For data management leaders, this means your role extends beyond traditional data governance. You’re now stewards of the raw material that shapes your organization’s AI capabilities and, increasingly, its competitive position and ethical standing.
Many organizations are discovering that managing data quality at the scale and rigor required for AI training exceeds their internal capabilities, particularly when facing tight timelines and competing priorities. This is where external data management partners can provide significant value. Specialized partners bring established frameworks for data quality assessment, proven methodologies for bias detection and mitigation, and expertise in master data management that meets the demanding standards of AI training. They can help organizations navigate the complex landscape of data licensing, ensure compliance with evolving AI regulations, and implement the robust documentation practices that stakeholders increasingly demand.
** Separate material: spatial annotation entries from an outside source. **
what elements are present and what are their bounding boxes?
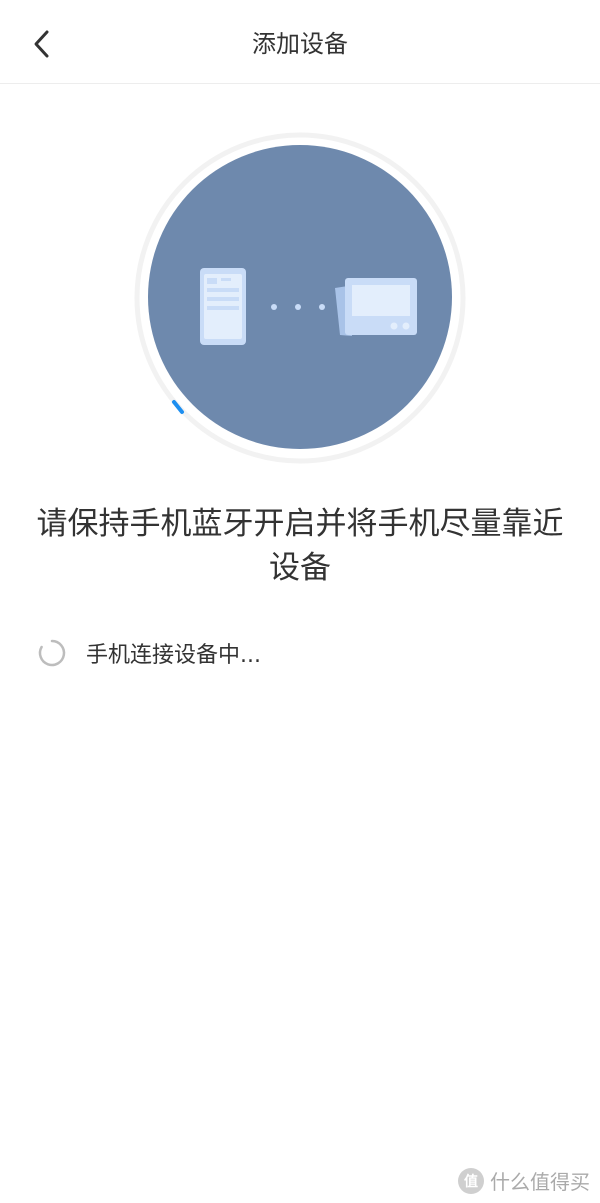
connection-status: 手机连接设备中... xyxy=(36,634,261,672)
watermark-badge: 值 xyxy=(458,1167,484,1194)
phone-icon xyxy=(200,268,246,345)
loading-spinner-icon xyxy=(38,639,66,667)
instruction-text: 请保持手机蓝牙开启并将手机尽量靠近设备 xyxy=(36,506,564,586)
add-device-page: 添加设备 请保持手机蓝牙开启并将手机尽量靠近设备 手机连接设备中... 值 什么… xyxy=(0,0,600,1203)
watermark: 值 什么值得买 xyxy=(458,1166,590,1195)
bluetooth-connect-illustration xyxy=(130,128,470,468)
page-title: 添加设备 xyxy=(252,30,348,58)
device-screen-icon xyxy=(335,278,417,336)
status-text: 手机连接设备中... xyxy=(86,643,261,668)
watermark-text: 什么值得买 xyxy=(490,1170,590,1194)
header-bar: 添加设备 xyxy=(0,0,600,84)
For many companies, partnering with data management specialists — like Dun & Bradstreet — isn’t a way of outsourcing responsibility. The real goal is augmenting internal capabilities with the specialized expertise needed to ensure your AI initiatives are built on a foundation of high-quality, ethically sourced, and properly governed data.
Conclusion
AI model training is where data strategy meets business outcomes. The models that will drive your organization’s AI initiatives are shaped fundamentally by the data you feed them. Invest in data quality, establish rigorous governance, and understand that every decision about data collection, curation, and management reverberates through your AI systems.
The organizations that will thrive in the AI era aren’t necessarily those with the biggest models or the most GPUs. They’re the ones that recognize AI model training as fundamentally a data challenge — and equip their data management teams accordingly. The future of AI is not necessarily represented by better algorithms; it will encompass better data, better governance, and better leadership at the intersection of technology and business strategy.